薬物療法というと、薬を使うだけの治療と思われるかもしれませんが、 主に医師が指導するのは生活改善です。 第一度や第二度の程度の軽い内痔核や急性裂肛の場合、 食物繊維の摂取や肛門括約筋運動などを指導し、実践してもらいます。

痔の家庭療法では便秘の改善など、自分自身で行うことが基本となりますが、 病院で治療を受ける場合もまったく同じです。 座薬や内服薬を処方することが多いのですが、それはあくまで補助的なことにすぎません。 また、血栓性痔核や炎症性外痔核についても、 70〜80%の人には、同様に座浴、入浴などの生活指導 を中心にして、そのうえで軟膏、内服薬などの薬を併用して治療を行います。

あくまで、お薬は補助的なものとして考え、痔は自らの治癒力によって回復 させることが望ましいです。
お薬を使うにあたって確認しておきたいことがあります。 痔は、薬だけでは治らない病気であるということです。 市販薬は、あくまでも一時的に症状を抑えるためだけに用います。

痔の薬の効能には、痔による痛みや出血、はれを抑えることや、 薬が肛門の粘膜と上皮の表面をおおって、 便をなめらかに通過させるようにすることがあります。 それによって、便の刺激が軽減されるのです。
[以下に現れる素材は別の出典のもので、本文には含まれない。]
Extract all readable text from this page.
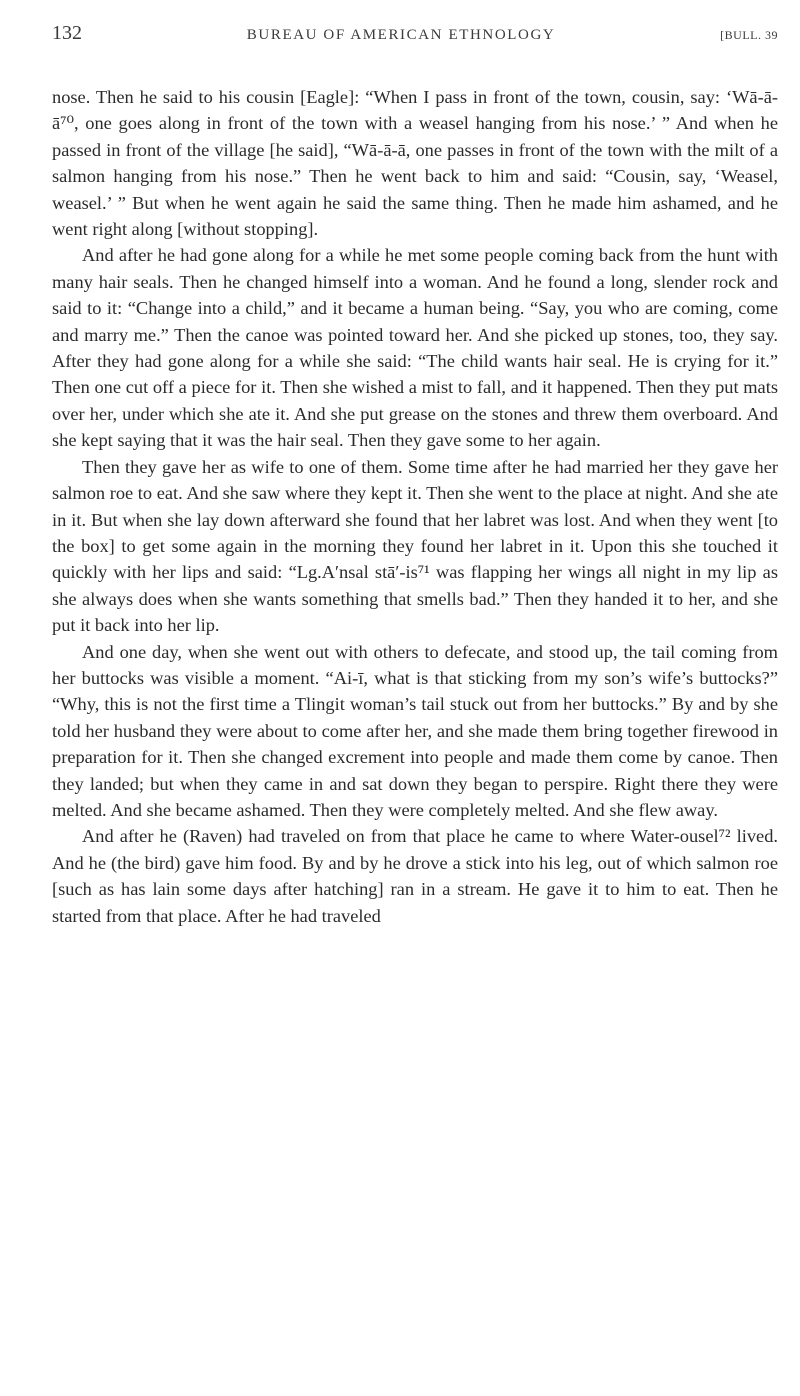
132	BUREAU OF AMERICAN ETHNOLOGY	[BULL. 39

nose. Then he said to his cousin [Eagle]: “When I pass in front of the town, cousin, say: ‘Wā-ā-ā⁷⁰, one goes along in front of the town with a weasel hanging from his nose.’ ” And when he passed in front of the village [he said], “Wā-ā-ā, one passes in front of the town with the milt of a salmon hanging from his nose.” Then he went back to him and said: “Cousin, say, ‘Weasel, weasel.’ ” But when he went again he said the same thing. Then he made him ashamed, and he went right along [without stopping].

And after he had gone along for a while he met some people coming back from the hunt with many hair seals. Then he changed himself into a woman. And he found a long, slender rock and said to it: “Change into a child,” and it became a human being. “Say, you who are coming, come and marry me.” Then the canoe was pointed toward her. And she picked up stones, too, they say. After they had gone along for a while she said: “The child wants hair seal. He is crying for it.” Then one cut off a piece for it. Then she wished a mist to fall, and it happened. Then they put mats over her, under which she ate it. And she put grease on the stones and threw them overboard. And she kept saying that it was the hair seal. Then they gave some to her again.

Then they gave her as wife to one of them. Some time after he had married her they gave her salmon roe to eat. And she saw where they kept it. Then she went to the place at night. And she ate in it. But when she lay down afterward she found that her labret was lost. And when they went [to the box] to get some again in the morning they found her labret in it. Upon this she touched it quickly with her lips and said: “Lg.A′nsal stā′-is⁷¹ was flapping her wings all night in my lip as she always does when she wants something that smells bad.” Then they handed it to her, and she put it back into her lip.

And one day, when she went out with others to defecate, and stood up, the tail coming from her buttocks was visible a moment. “Ai-ī, what is that sticking from my son’s wife’s buttocks?” “Why, this is not the first time a Tlingit woman’s tail stuck out from her buttocks.” By and by she told her husband they were about to come after her, and she made them bring together firewood in preparation for it. Then she changed excrement into people and made them come by canoe. Then they landed; but when they came in and sat down they began to perspire. Right there they were melted. And she became ashamed. Then they were completely melted. And she flew away.

And after he (Raven) had traveled on from that place he came to where Water-ousel⁷² lived. And he (the bird) gave him food. By and by he drove a stick into his leg, out of which salmon roe [such as has lain some days after hatching] ran in a stream. He gave it to him to eat. Then he started from that place. After he had traveled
病院でもらった薬と市販薬との最大の違いは、 病院の薬が、医師が診察して患者さんの病状にいちばん効果のある成分が入った薬を処方しているのに対し、 市販薬はだれが使ってもいいように成分の配合を調整しているので、 症状によっては薬の効果があらわれにくくなるということがあります。

<市販薬は急場をしのぐお薬>
病院でのお薬では無い時は、2週間をめどに市販薬を使用してください。 そして、どうしても症状が改善されなかったり、 症状を繰り返すときは、ほかの病気かもしれないのですぐに専門医を受診してください。 早く診察を受ければ、それだけ早く治り、手術するケースはまれになります。 市販薬は、医師の診察が間に合わないときのリリーフ・ピッチャーといえます。

<市販薬の成分は弱いと言うのはウソ!?>
薬の効能について、市販薬は弱い成分を使っているので安全、 という人がいますがこれは間違いです。 市販薬は、短時間で効くように薬の成分を配合しているので、 意外と強い効能があるのです。

<生活習慣病の薬の使いかた>
糖尿病や高コレステロール血症などの生活習慣病の治療は、 まず、原因となっている生活習慣病をつきとめて改善し、 その次に薬を使用するようにします。痔は、現在では世界的に生活習慣病と 考えられている病気なので、まず、痔をまねきやすい生活習慣病を改め、 自然治癒力を高めることから始めてください。 そして、自然治癒力を補うものが薬物療法と考えるとよいでしょう。

<痔の市販薬の分類>
痔の市販薬は、大きくは、肛門に入れたり塗ったりする「座薬」と、「内服薬」に分けられます。 さらに、座薬には「座剤(坐剤とも記します)」と「軟膏」があります。 両者は、痔への直接的な作用を目的としたもので、わが国では古くから、 たくさんの種類のものがつくられ、市販されています。 座剤は、固形で、肛門の中に挿入すると、徐々に溶けてきて効いてきます。

一方、軟膏は先端が浣腸の先のように突起していて、 肛門の周囲の痔核に塗ったり、肛門に中に挿入したりして、(薬の中身を)絞り出して注入します。 一本に20グラム程度のたくさんの量が入っていて、 何回にも分けて使用するタイプと、一回で使いきりのタイプがあります。 成分、効能は同じで、二つのタイプのものが販売されていることもあります。

好みにもよりますが、一回使いきりタイプのほうが使いやすいと思います。 内服薬は一般に、座剤と併用して補助的に用います。 このほか、肛門の皮膚や痔の洗浄や消炎を目的とした 「外用液体」薬も発売され、薬局で売られています。